Légèreté, souplesse, esthétique, les voûtes gothiques ont tout pour plaire. La plus répandue s’appelle la croisée d’ogives. Les ogives sont des nervures diagonales qui structurent la voûte et la divisent en compartiments, les voûtains. Classiquement, une croisée d’ogives est divisée en 4 voûtains par le croisement de deux ogives.

Mais les variantes de ce schéma sont nombreuses.

À partir du XIVe siècle, l’Angleterre, qui ne fait jamais comme tout le monde, développe une voûte gothique originale, la voûte en éventail. Constituée de cônes inversés, frappante par son ornementation, elle ne s’exportera jamais.

Les voûtes sphériques
Nous en arrivons à des structures non moins difficiles à construire mais plus évidentes à comprendre. Les voûtes sphériques reposent sur des divisions de sphère :
- La coupole. Cette voûte semi-sphérique n’est pas très pratiquée en Europe occidentale au contraire de l’Empire byzantin. Elle couvre des espaces carrés, en particulier la croisée du transept.

- Le cul-de-four ou demi-coupole, soit un quart de sphère. À l’époque romane, elles couvrent les fonds de chapelles ou de chœur arrondis. En termes plus techniques, elles occupent les absides. Lire mon autre artiche : Chœur, chevet et abside : quelle différence ?

C’est terminé pour ce tour d’horizon. Mais ayez conscience que chaque famille a d’autres variantes, mais je ne souhaite pas vous noyer (je suis un auteur qui vous veut du bien 🙂).
L’ornementation des voûtes
On ne peut pas comprendre le succès de la voûte en ignorant son symbolisme. Sa forme ronde évoque la voûte céleste, le domaine de Dieu. D’ailleurs, elles reçoivent parfois un décor d’étoiles ou d’un christ en majesté.
La peinture fait donc partie des techniques pour décorer la voûte. Dans l’art baroque, les artistes créent des trompe-l’œil qui donnent l’illusion de s’entrouvrir pour laisser apparaître le ciel. Magnifique !

Pour orner la voûte, on peut aussi multiplier les nervures. C’est la voie choisie par les tailleurs de pierre à la fin de l’époque gothique. Les croisées d’ogives se complexifient et dessinent un réseau décoratif. On a déjà vu l’exemple anglais de la voûte en éventail, mais les Français, les Allemands, les Espagnols, etc. ne sont pas en reste.

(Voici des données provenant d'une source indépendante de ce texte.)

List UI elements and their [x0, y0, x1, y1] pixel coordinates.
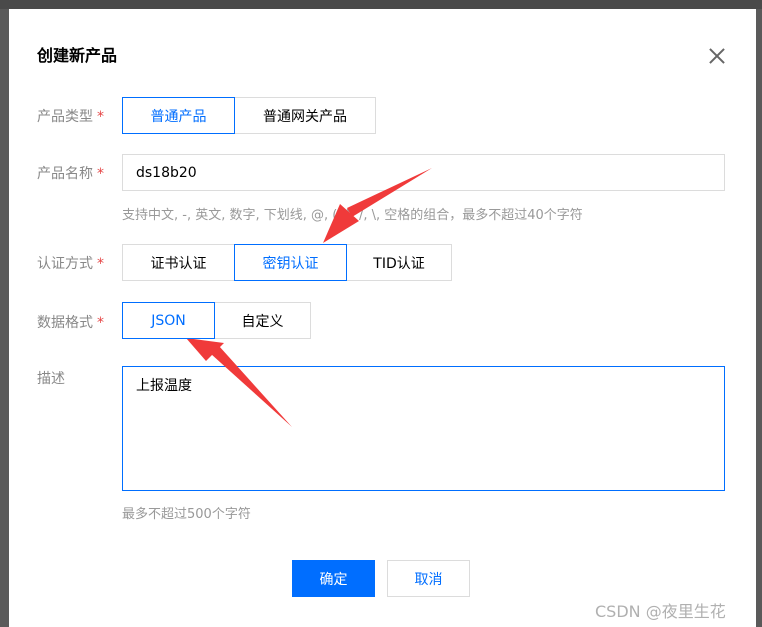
data-format-selector: JSON 自定义 [122, 302, 311, 339]
close-icon[interactable] [706, 45, 728, 67]
dialog-title: 创建新产品 [37, 46, 118, 65]
product-name-value: ds18b20 [136, 164, 197, 181]
product-name-input[interactable]: ds18b20 [122, 154, 725, 191]
auth-method-selector: 证书认证 密钥认证 TID认证 [122, 244, 452, 281]
option-key-auth[interactable]: 密钥认证 [234, 244, 347, 281]
data-format-label: 数据格式 * [37, 312, 104, 332]
required-mark: * [97, 315, 104, 331]
option-tid-auth[interactable]: TID认证 [346, 244, 452, 281]
option-normal-product[interactable]: 普通产品 [122, 97, 235, 134]
cancel-button[interactable]: 取消 [387, 560, 470, 597]
modal-backdrop-right [756, 9, 762, 627]
product-type-selector: 普通产品 普通网关产品 [122, 97, 376, 134]
auth-method-label: 认证方式 * [37, 253, 104, 273]
description-label: 描述 [37, 368, 65, 388]
required-mark: * [97, 109, 104, 125]
required-mark: * [97, 256, 104, 272]
required-mark: * [97, 166, 104, 182]
confirm-button[interactable]: 确定 [292, 560, 375, 597]
modal-backdrop-left [0, 9, 9, 627]
description-textarea[interactable]: 上报温度 [122, 366, 725, 491]
option-json[interactable]: JSON [122, 302, 215, 339]
data-format-label-text: 数据格式 [37, 315, 93, 331]
product-name-hint: 支持中文, -, 英文, 数字, 下划线, @, (, ), /, \, 空格的… [122, 208, 583, 223]
option-custom[interactable]: 自定义 [214, 302, 311, 339]
product-name-label: 产品名称 * [37, 163, 104, 183]
product-name-label-text: 产品名称 [37, 166, 93, 182]
option-gateway-product[interactable]: 普通网关产品 [234, 97, 376, 134]
watermark: CSDN @夜里生花 [595, 602, 726, 621]
product-type-label: 产品类型 * [37, 106, 104, 126]
product-type-label-text: 产品类型 [37, 109, 93, 125]
description-value: 上报温度 [136, 378, 192, 394]
create-product-dialog: 创建新产品 产品类型 * 普通产品 普通网关产品 产品名称 * ds18b20 支持… [9, 9, 756, 627]
description-hint: 最多不超过500个字符 [122, 507, 251, 522]
auth-method-label-text: 认证方式 [37, 256, 93, 272]
description-label-text: 描述 [37, 371, 65, 387]
option-certificate-auth[interactable]: 证书认证 [122, 244, 235, 281]
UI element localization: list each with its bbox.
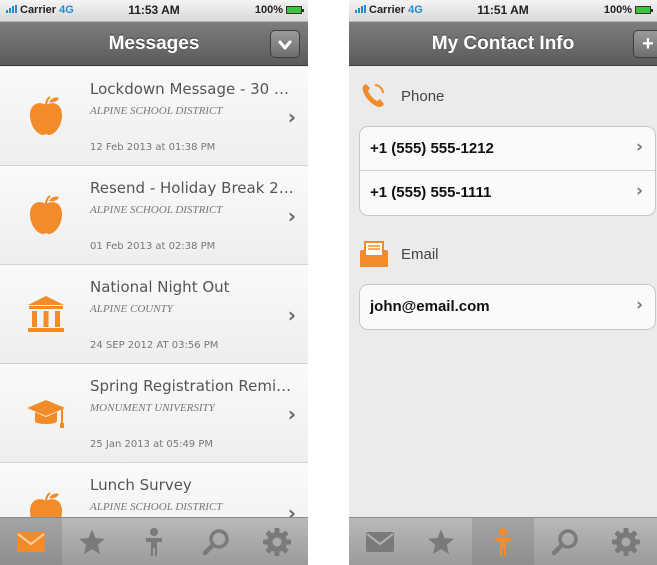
chevron-right-icon: › bbox=[287, 501, 296, 517]
message-title: Lockdown Message - 30 mi... bbox=[90, 80, 298, 98]
battery: 100% bbox=[603, 4, 653, 16]
apple-icon bbox=[30, 195, 62, 234]
phone-icon bbox=[362, 84, 384, 108]
email-address: john@email.com bbox=[370, 298, 490, 315]
star-icon bbox=[428, 529, 455, 555]
message-title: Lunch Survey bbox=[90, 476, 192, 494]
phone-number: +1 (555) 555-1111 bbox=[370, 184, 492, 201]
tab-messages[interactable] bbox=[0, 518, 62, 565]
navigation-bar: My Contact Info + bbox=[349, 22, 657, 66]
page-title: My Contact Info bbox=[431, 33, 575, 54]
tab-search[interactable] bbox=[185, 518, 247, 565]
status-bar: Carrier 4G 11:51 AM 100% bbox=[349, 0, 657, 22]
tab-search[interactable] bbox=[534, 518, 596, 565]
battery-percent: 100% bbox=[603, 4, 632, 16]
envelope-icon bbox=[365, 532, 394, 552]
battery-icon bbox=[635, 6, 653, 14]
message-sender: ALPINE SCHOOL DISTRICT bbox=[90, 204, 223, 216]
message-sender: MONUMENT UNIVERSITY bbox=[90, 402, 215, 414]
graduation-cap-icon bbox=[27, 400, 65, 428]
email-list: john@email.com › bbox=[359, 284, 656, 330]
phone-section-header: Phone bbox=[359, 82, 649, 110]
star-icon bbox=[79, 529, 106, 555]
messages-screen: Carrier 4G 11:53 AM 100% Messages Lockdow… bbox=[0, 0, 308, 565]
chevron-right-icon: › bbox=[635, 295, 643, 315]
contact-info-screen: Carrier 4G 11:51 AM 100% My Contact Info … bbox=[349, 0, 657, 565]
message-title: Resend - Holiday Break 20... bbox=[90, 179, 298, 197]
tab-bar bbox=[0, 517, 308, 565]
battery-percent: 100% bbox=[254, 4, 283, 16]
message-date: 25 Jan 2013 at 05:49 PM bbox=[90, 439, 214, 450]
battery-icon bbox=[286, 6, 304, 14]
gear-icon bbox=[263, 528, 292, 556]
tab-contact[interactable] bbox=[472, 518, 534, 565]
add-contact-button[interactable]: + bbox=[633, 30, 657, 58]
email-row[interactable]: john@email.com › bbox=[360, 285, 655, 329]
phone-number: +1 (555) 555-1212 bbox=[370, 140, 494, 157]
chevron-down-icon bbox=[278, 40, 292, 50]
tab-favorites[interactable] bbox=[411, 518, 473, 565]
message-title: National Night Out bbox=[90, 278, 230, 296]
chevron-right-icon: › bbox=[635, 181, 643, 201]
email-section-header: Email bbox=[359, 240, 649, 268]
tab-messages[interactable] bbox=[349, 518, 411, 565]
phone-row[interactable]: +1 (555) 555-1212 › bbox=[360, 127, 655, 171]
tab-settings[interactable] bbox=[595, 518, 657, 565]
phone-list: +1 (555) 555-1212 › +1 (555) 555-1111 › bbox=[359, 126, 656, 216]
page-title: Messages bbox=[108, 33, 200, 54]
message-date: 12 Feb 2013 at 01:38 PM bbox=[90, 142, 216, 153]
message-item[interactable]: Lockdown Message - 30 mi... ALPINE SCHOO… bbox=[0, 67, 308, 166]
message-title: Spring Registration Reminder bbox=[90, 377, 298, 395]
chevron-right-icon: › bbox=[287, 303, 296, 327]
message-sender: ALPINE SCHOOL DISTRICT bbox=[90, 105, 223, 117]
mail-icon bbox=[360, 241, 388, 267]
email-label: Email bbox=[401, 246, 439, 263]
phone-label: Phone bbox=[401, 88, 445, 105]
message-sender: ALPINE SCHOOL DISTRICT bbox=[90, 501, 223, 513]
message-list: Lockdown Message - 30 mi... ALPINE SCHOO… bbox=[0, 67, 308, 517]
navigation-bar: Messages bbox=[0, 22, 308, 66]
envelope-icon bbox=[16, 532, 45, 552]
tab-contact[interactable] bbox=[123, 518, 185, 565]
chevron-right-icon: › bbox=[287, 105, 296, 129]
status-bar: Carrier 4G 11:53 AM 100% bbox=[0, 0, 308, 22]
tab-bar bbox=[349, 517, 657, 565]
search-icon bbox=[551, 529, 578, 556]
message-date: 01 Feb 2013 at 02:38 PM bbox=[90, 241, 216, 252]
person-icon bbox=[494, 528, 511, 556]
tab-settings[interactable] bbox=[246, 518, 308, 565]
gear-icon bbox=[612, 528, 641, 556]
message-item[interactable]: Lunch Survey ALPINE SCHOOL DISTRICT › bbox=[0, 463, 308, 517]
person-icon bbox=[145, 528, 162, 556]
apple-icon bbox=[30, 96, 62, 135]
phone-row[interactable]: +1 (555) 555-1111 › bbox=[360, 171, 655, 215]
building-icon bbox=[28, 296, 64, 332]
search-icon bbox=[202, 529, 229, 556]
message-item[interactable]: National Night Out ALPINE COUNTY 24 SEP … bbox=[0, 265, 308, 364]
message-item[interactable]: Resend - Holiday Break 20... ALPINE SCHO… bbox=[0, 166, 308, 265]
message-date: 24 SEP 2012 AT 03:56 PM bbox=[90, 340, 219, 351]
chevron-right-icon: › bbox=[287, 402, 296, 426]
chevron-right-icon: › bbox=[287, 204, 296, 228]
tab-favorites[interactable] bbox=[62, 518, 124, 565]
chevron-right-icon: › bbox=[635, 137, 643, 157]
message-item[interactable]: Spring Registration Reminder MONUMENT UN… bbox=[0, 364, 308, 463]
message-sender: ALPINE COUNTY bbox=[90, 303, 173, 315]
filter-dropdown-button[interactable] bbox=[270, 30, 300, 58]
apple-icon bbox=[30, 492, 62, 517]
battery: 100% bbox=[254, 4, 304, 16]
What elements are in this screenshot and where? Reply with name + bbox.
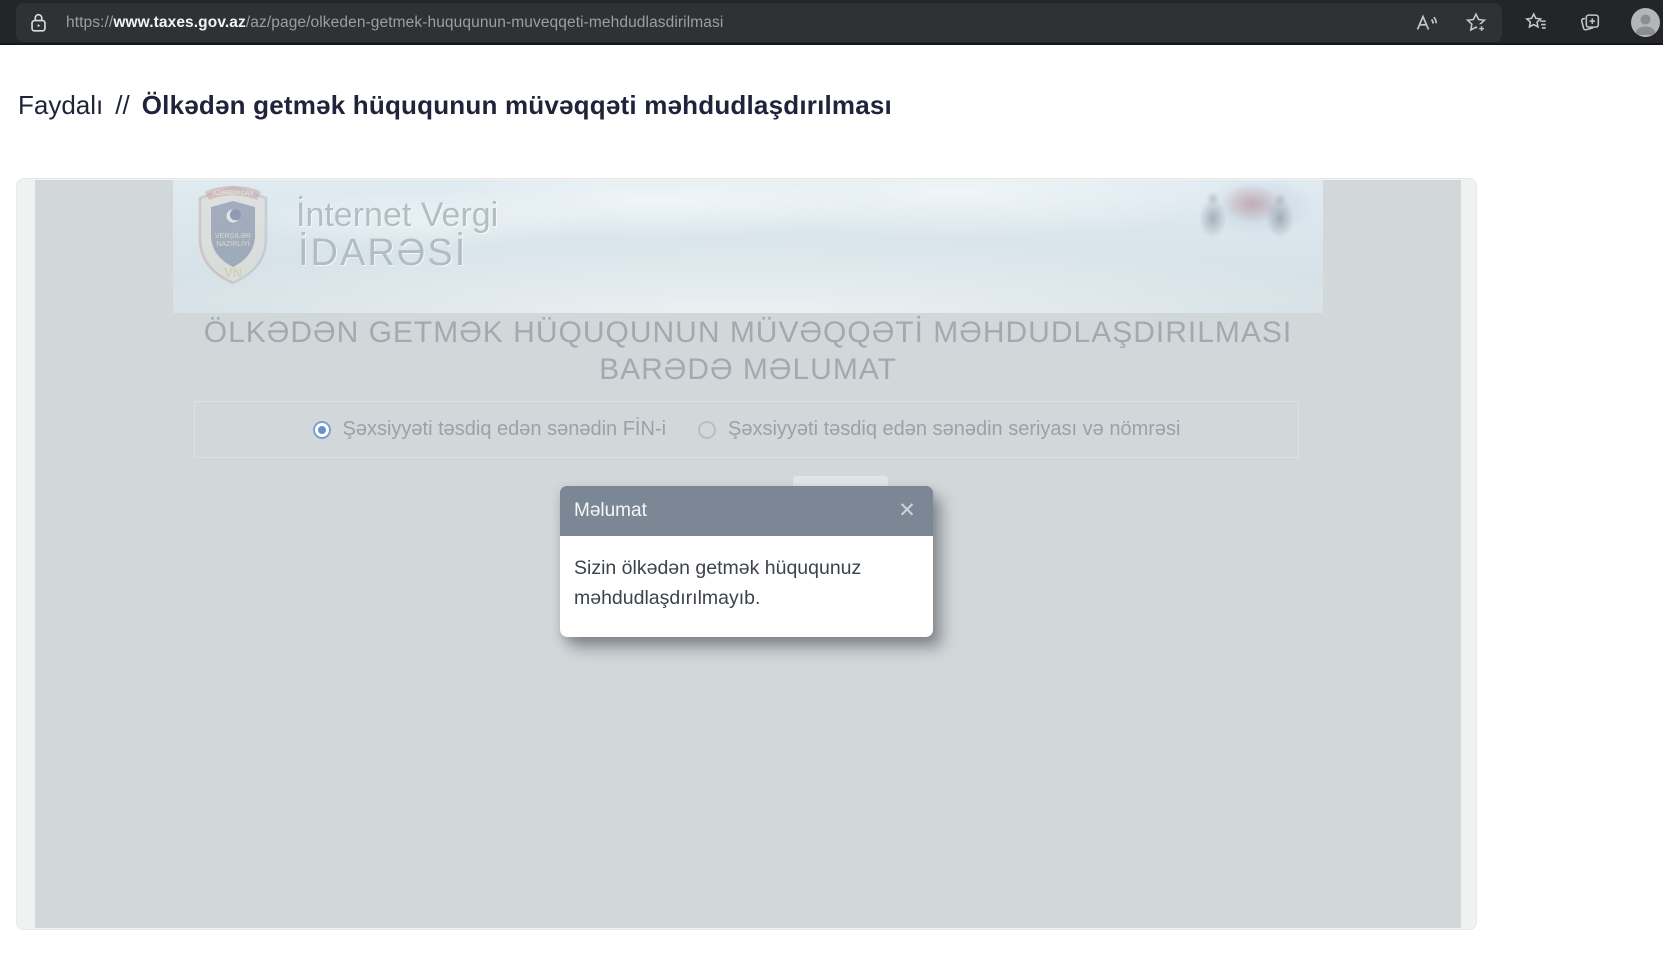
portal-heading-line1: ÖLKƏDƏN GETMƏK HÜQUQUNUN MÜVƏQQƏTİ MƏHDU…: [173, 314, 1323, 351]
radio-option-fin-label: Şəxsiyyəti təsdiq edən sənədin FİN-i: [343, 418, 667, 441]
url-scheme: https://: [66, 14, 113, 31]
radio-selected-icon[interactable]: [313, 421, 331, 439]
url-domain: www.taxes.gov.az: [113, 14, 246, 31]
info-modal: Məlumat ✕ Sizin ölkədən getmək hüququnuz…: [560, 486, 933, 637]
close-icon[interactable]: ✕: [894, 498, 920, 524]
radio-option-series-label: Şəxsiyyəti təsdiq edən sənədin seriyası …: [728, 418, 1180, 441]
address-bar[interactable]: https://www.taxes.gov.az/az/page/olkeden…: [16, 3, 1502, 42]
modal-body: Sizin ölkədən getmək hüququnuz məhdudlaş…: [560, 536, 933, 637]
modal-header: Məlumat ✕: [560, 486, 933, 536]
profile-avatar[interactable]: [1631, 8, 1660, 37]
url-path: /az/page/olkeden-getmek-huququnun-muveqq…: [246, 14, 724, 31]
portal-banner: AZƏRBAYCAN VERGİLƏR NAZİRLİYİ VN İnterne…: [173, 180, 1323, 313]
read-aloud-icon[interactable]: [1414, 11, 1438, 35]
portal-heading: ÖLKƏDƏN GETMƏK HÜQUQUNUN MÜVƏQQƏTİ MƏHDU…: [173, 314, 1323, 388]
logo-mid-text-1: VERGİLƏR: [215, 231, 251, 240]
document-type-radio-group: Şəxsiyyəti təsdiq edən sənədin FİN-i Şəx…: [194, 401, 1299, 458]
collections-icon[interactable]: [1578, 10, 1602, 34]
portal-brand-line2: İDARƏSİ: [298, 232, 467, 275]
modal-message: Sizin ölkədən getmək hüququnuz məhdudlaş…: [574, 553, 904, 613]
logo-monogram: VN: [224, 265, 242, 280]
url-text[interactable]: https://www.taxes.gov.az/az/page/olkeden…: [66, 14, 723, 32]
modal-title: Məlumat: [574, 500, 647, 522]
tax-ministry-logo-icon: AZƏRBAYCAN VERGİLƏR NAZİRLİYİ VN: [193, 184, 273, 286]
portal-brand-line1: İnternet Vergi: [296, 196, 498, 235]
breadcrumb: Faydalı // Ölkədən getmək hüququnun müvə…: [18, 90, 892, 121]
breadcrumb-section[interactable]: Faydalı: [18, 90, 103, 121]
radio-option-series[interactable]: Şəxsiyyəti təsdiq edən sənədin seriyası …: [698, 418, 1180, 441]
logo-mid-text-2: NAZİRLİYİ: [216, 239, 250, 248]
page-title: Ölkədən getmək hüququnun müvəqqəti məhdu…: [142, 90, 892, 121]
lock-icon[interactable]: [29, 12, 48, 33]
favorites-hub-icon[interactable]: [1524, 10, 1548, 34]
radio-option-fin[interactable]: Şəxsiyyəti təsdiq edən sənədin FİN-i: [313, 418, 667, 441]
radio-unselected-icon[interactable]: [698, 421, 716, 439]
logo-ribbon-text: AZƏRBAYCAN: [213, 191, 254, 197]
page: https://www.taxes.gov.az/az/page/olkeden…: [0, 0, 1663, 977]
browser-toolbar: https://www.taxes.gov.az/az/page/olkeden…: [0, 0, 1663, 45]
portal-heading-line2: BARƏDƏ MƏLUMAT: [173, 351, 1323, 388]
breadcrumb-separator: //: [115, 90, 129, 121]
add-favorite-icon[interactable]: [1464, 11, 1488, 35]
banner-officials-photo: [1168, 180, 1323, 242]
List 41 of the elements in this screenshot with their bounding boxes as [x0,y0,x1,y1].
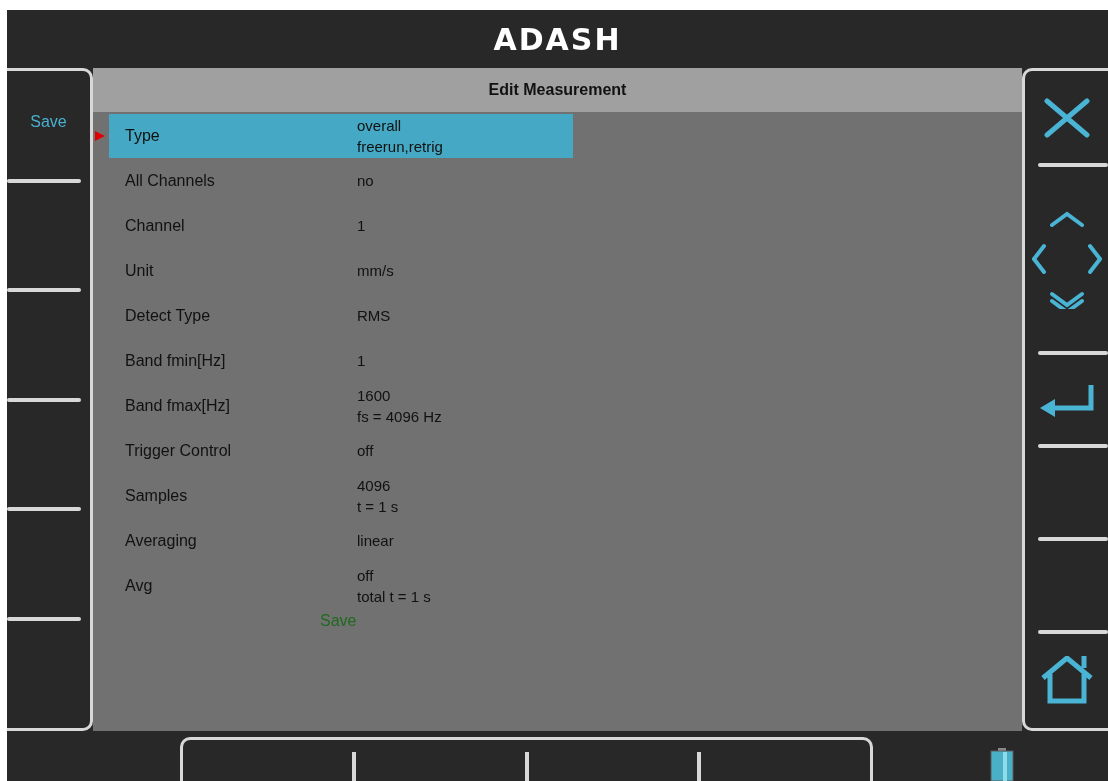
field-value: 1 [357,351,366,371]
field-label: Unit [125,261,155,280]
form-row[interactable]: Averaging linear [109,518,573,563]
enter-icon[interactable] [1038,382,1095,417]
field-value: off total t = 1 s [357,565,431,607]
field-label: Samples [125,486,189,505]
form-row[interactable]: Avg off total t = 1 s [109,563,573,608]
field-label: Band fmin[Hz] [125,351,227,370]
field-label: Averaging [125,531,198,550]
form-row[interactable]: Detect Type RMS [109,293,573,338]
field-value: mm/s [357,261,394,281]
field-label: All Channels [125,171,216,190]
field-value: no [357,171,374,191]
softkey-label[interactable]: Save [30,113,67,133]
form-row[interactable]: Unit mm/s [109,248,573,293]
field-value: overall freerun,retrig [357,115,443,157]
navigation-arrows-icon[interactable] [1031,209,1102,310]
field-label: Type [125,126,161,145]
field-value: off [357,441,374,461]
field-label: Avg [125,576,154,595]
form-row[interactable]: Band fmax[Hz] 1600 fs = 4096 Hz [109,383,573,428]
field-value: 4096 t = 1 s [357,475,399,517]
field-label: Detect Type [125,306,212,325]
form-row[interactable]: Channel 1 [109,203,573,248]
form-row[interactable]: All Channels no [109,158,573,203]
field-value: 1 [357,216,366,236]
field-value: 1600 fs = 4096 Hz [357,385,442,427]
device-title: ADASH [493,21,622,57]
close-icon[interactable] [1042,98,1091,139]
field-label: Channel [125,216,186,235]
field-label: Trigger Control [125,441,233,460]
form-title: Edit Measurement [93,68,1022,112]
field-value: RMS [357,306,391,326]
field-label: Band fmax[Hz] [125,396,231,415]
battery-icon [990,748,1014,781]
form-row[interactable]: Band fmin[Hz] 1 [109,338,573,383]
form-row[interactable]: Samples 4096 t = 1 s [109,473,573,518]
form-row[interactable]: Type overall freerun,retrig [109,113,573,158]
field-value: linear [357,531,394,551]
home-icon[interactable] [1039,655,1094,704]
form-row[interactable]: Trigger Control off [109,428,573,473]
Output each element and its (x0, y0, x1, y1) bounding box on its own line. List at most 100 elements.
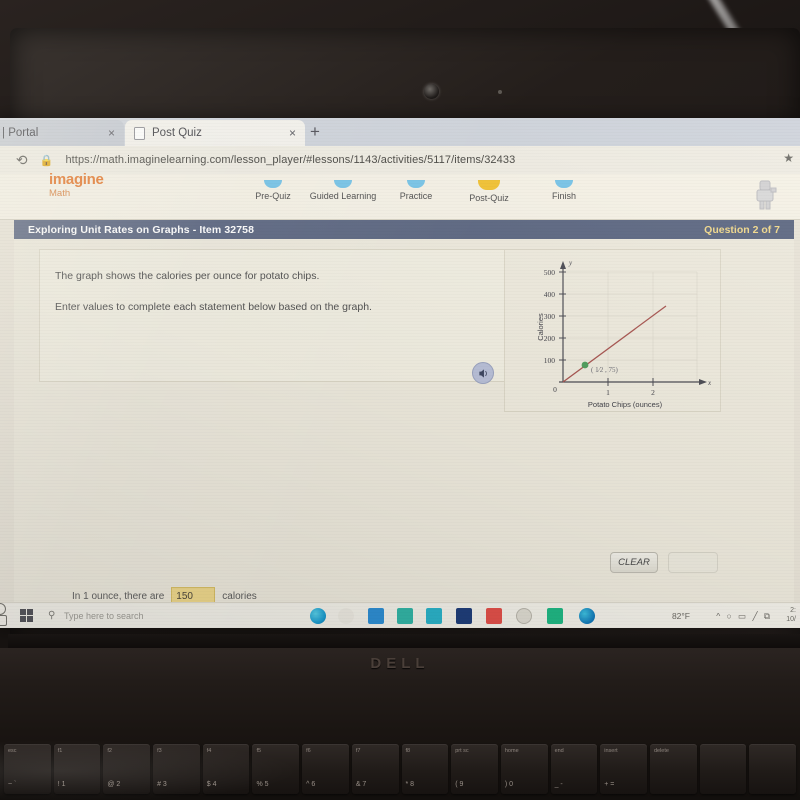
keyboard-key[interactable]: esc ~ ` (4, 744, 51, 794)
key-label: f7 (355, 748, 361, 754)
avatar-icon[interactable] (752, 180, 778, 210)
key-sublabel: + = (604, 781, 615, 788)
keyboard-key[interactable]: f1 ! 1 (53, 744, 101, 794)
browser-address-bar[interactable]: ⟳ 🔒 https://math.imaginelearning.com/les… (0, 146, 800, 174)
y-tick-200: 200 (544, 334, 556, 343)
y-tick-100: 100 (544, 356, 556, 365)
keyboard-key[interactable]: delete (649, 744, 697, 794)
keyboard-key[interactable] (749, 744, 796, 794)
key-label: insert (604, 748, 618, 754)
keyboard-key[interactable]: prt sc ( 9 (451, 744, 498, 794)
nav-tab-pre-quiz[interactable]: Pre-Quiz (235, 180, 311, 202)
taskbar-clock[interactable]: 2: 10/ (786, 606, 796, 624)
key-label: f3 (157, 748, 162, 754)
svg-text:x: x (707, 379, 712, 387)
key-sublabel: ^ 6 (306, 781, 316, 788)
x-tick-2: 2 (651, 388, 655, 397)
clock-time: 2: (790, 607, 796, 614)
keyboard-key[interactable]: f8 * 8 (401, 744, 449, 794)
keyboard-key[interactable]: f2 @ 2 (103, 744, 151, 794)
keyboard-key[interactable]: f4 $ 4 (202, 744, 250, 794)
nav-tab-practice[interactable]: Practice (378, 180, 454, 202)
key-sublabel: % 5 (256, 781, 269, 788)
keyboard-key[interactable]: f7 & 7 (351, 744, 399, 794)
powerpoint-icon[interactable] (486, 608, 502, 624)
nav-tab-label: Post-Quiz (469, 193, 509, 203)
nav-tab-guided-learning[interactable]: Guided Learning (305, 180, 381, 202)
chrome-icon[interactable] (338, 608, 354, 624)
key-sublabel: * 8 (405, 781, 415, 788)
nav-tab-label: Finish (551, 191, 576, 201)
photo-of-laptop: r | Portal × Post Quiz × + ⟳ 🔒 https://m… (0, 0, 800, 800)
key-label: f1 (57, 748, 63, 754)
key-sublabel: ~ ` (8, 781, 17, 788)
graph-card: y x 500 400 300 200 100 1 2 0 Calories P… (504, 249, 721, 412)
statement-1-prefix: In 1 ounce, there are (72, 590, 165, 602)
keyboard-key[interactable]: f5 % 5 (252, 744, 300, 794)
keyboard-key[interactable]: f6 ^ 6 (302, 744, 349, 794)
windows-start-icon[interactable] (20, 609, 33, 622)
clear-button[interactable]: CLEAR (610, 552, 658, 573)
x-axis: x (559, 379, 712, 387)
app-header: imagine Math Pre-Quiz Guided Learning Pr… (0, 172, 800, 220)
browser-tab-strip: r | Portal × Post Quiz × + (0, 118, 800, 146)
nav-dot (334, 180, 352, 188)
y-axis-label: Calories (536, 313, 545, 341)
system-tray-icons[interactable]: ^ ○ ▭ ╱ ⧉ (716, 611, 772, 622)
key-label: f6 (306, 748, 311, 754)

Parfois, une clé de voûte pendante donne le point final à ces démonstrations de virtuosité par les tailleurs de pierre.
Aujourd’hui, grâce au béton armé, on peut se dispenser d’utiliser des voûtes pour couvrir les grands volumes des églises contemporaines. Mais ce mode de couvrement reste apprécié.
À vous de les distinguer dans vos prochaines visites. Ça sera sûrement beaucoup plus facile que d’essayer de les construire 🙂.